Going to see United Skates was a last minute decision made purely because it happened to be playing at the right time for me to be able to go see it. What I ended up seeing was an absolutely amazing documentary that examined a subculture I was unaware even existed.
United Skates tells the story of “Adult Nights” at skating rinks across the country. “Adult Night” is apparently a less obvious way of saying “Black Night”. Many of the skating rinks around the country still practice a sort of racial segregation. Outside of these “Adult Nights” skating rinks put in place rules against the types of skates and styles used by the “Adult Night” skating community and then apply them subjectively when a group come into the rinks; sort of Jim Crow rules, that have somehow survived into the 21st century.
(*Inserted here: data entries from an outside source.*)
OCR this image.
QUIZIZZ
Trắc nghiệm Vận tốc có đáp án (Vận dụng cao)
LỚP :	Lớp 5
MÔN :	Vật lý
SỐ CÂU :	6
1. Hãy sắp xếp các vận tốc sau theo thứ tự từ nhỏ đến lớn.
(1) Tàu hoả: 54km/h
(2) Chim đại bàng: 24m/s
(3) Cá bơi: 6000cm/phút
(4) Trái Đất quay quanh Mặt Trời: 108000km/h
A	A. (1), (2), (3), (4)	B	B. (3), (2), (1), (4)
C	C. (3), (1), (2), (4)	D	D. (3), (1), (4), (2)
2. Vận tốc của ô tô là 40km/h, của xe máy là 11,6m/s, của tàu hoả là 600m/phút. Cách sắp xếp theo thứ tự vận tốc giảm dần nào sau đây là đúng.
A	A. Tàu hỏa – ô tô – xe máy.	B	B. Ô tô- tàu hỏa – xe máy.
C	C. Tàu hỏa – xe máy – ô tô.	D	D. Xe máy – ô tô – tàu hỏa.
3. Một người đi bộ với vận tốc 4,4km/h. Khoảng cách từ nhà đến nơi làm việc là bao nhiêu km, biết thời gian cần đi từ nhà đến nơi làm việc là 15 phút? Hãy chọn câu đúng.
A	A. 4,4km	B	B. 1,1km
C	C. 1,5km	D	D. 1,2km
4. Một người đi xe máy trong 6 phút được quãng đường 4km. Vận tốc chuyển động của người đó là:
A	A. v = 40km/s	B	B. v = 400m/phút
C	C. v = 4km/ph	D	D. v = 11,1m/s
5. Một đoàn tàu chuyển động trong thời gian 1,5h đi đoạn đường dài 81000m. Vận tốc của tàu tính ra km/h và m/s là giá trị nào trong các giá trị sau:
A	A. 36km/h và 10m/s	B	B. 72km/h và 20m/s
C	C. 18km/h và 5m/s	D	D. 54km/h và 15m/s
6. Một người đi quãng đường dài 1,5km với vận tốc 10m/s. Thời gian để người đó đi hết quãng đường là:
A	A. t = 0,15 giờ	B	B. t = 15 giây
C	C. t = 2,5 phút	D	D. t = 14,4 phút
These “Adult Nights” are intertwined with the R&B scene of the 1980’s. Many of the big name performers that came out of that era were both skaters and performers at these events. Big names of the 1990’s like Dr. Dre, Queen Latifah, Salt-N-Pepa and Coolio are some who got their start in the “Adult Night” skating scene.
United Skates tells the story of this subculture by telling the stories of a few different people and families. This documentary manages to balance being a rich educational experience while also making you feel a strong connection to these real life people who come alive as do characters in a story.
The ability of directorial team, Tina Brown and Dyana Winkler, to successfully fit several compelling stories and a whole lot information about this multi-generational subculture that most people have no idea exists, into a film just 89 minutes in length, truly sets this documentary above the rest. The only complaint I can make is that I wanted more.